I was a linguistics major in college and if I learned one thing during those four years, it is that language changes! Can you imagine if someone put Plato in a time machine and he was forced to get around Athens today with his ancient Greek? (It would be “Greek” to him, ha ha.)
Language changes are inevitable, and I think throughout time people have always gnashed their teeth and pulled their hair out over how their language is going to pot. But most of the time, I don’t think there are any inherent “good” or “bad” qualities to language change. For example, did you know the word “apron” used to be “napron”? But many people heard “a napron” as “an apron” and started using it that way. Now, I bet at the time, there were people who were FURIOUS about this – it’s not “apron” it’s “napron,” darn it!
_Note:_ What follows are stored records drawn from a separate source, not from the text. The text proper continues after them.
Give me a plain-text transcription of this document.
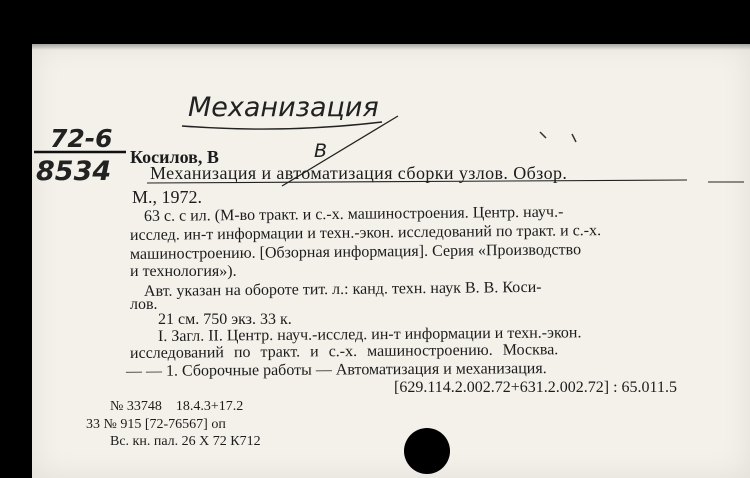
Механизация
72-6
8534
B
Косилов, В
Механизация и автоматизация сборки узлов. Обзор.
М., 1972.
63 с. с ил. (М-во тракт. и с.-х. машиностроения. Центр. науч.-
исслед. ин-т информации и техн.-экон. исследований по тракт. и с.-х.
машиностроению. [Обзорная информация]. Серия «Производство
и технология»).
Авт. указан на обороте тит. л.: канд. техн. наук В. В. Коси-
лов.
21 см. 750 экз. 33 к.
I. Загл. II. Центр. науч.-исслед. ин-т информации и техн.-экон.
исследований по тракт. и с.-х. машиностроению. Москва.
— — 1. Сборочные работы — Автоматизация и механизация.
[629.114.2.002.72+631.2.002.72] : 65.011.5
№ 33748 18.4.3+17.2
33 № 915 [72-76567] оп
Вс. кн. пал. 26 X 72 К712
But does it really matter? Not really.
Another example: English used to have a sound made in the back of the throat like the German pronunciation of “ch” in Bach. Words like “through” and “bough” ended in this sound (ever wonder why there is a “gh” at the end of these words? That’s why!). But nobody is advocating to put that sound back into the English language. That would be silly.
English used to have all kinds of case distinctions, genitive and whatnot, like German still has. Most of those have been lost, which has made English sentence structure more rigid to compensate. But there are still some residual case markings on a lot of pronouns. For example, you change the first person pronoun (I/me) depending on the case, but you would not change a noun like “fish” depending on the case. “I want it/Give it to me” vs. “The fish wants it/Give it to the fish.” (In German, “the fish” would be different in these two sentences.) Some of those rules with I/me are breaking down because they are just residuals of the former case distinctions anyway.
I don’t think it really matters that much, as long as you can express yourself effectively. For the most part, educated people know when they can get away with saying “me” and when they should use “I”. And sometimes, people will think you’re an ass if you say “I” – according to the classic rules of grammar, if you knock at a door and someone asks, “Who is it?” you are supposed to respond: “It is I!” But unless you are Ivanhoe or someone similarly important, you should probably just say, “It’s me.”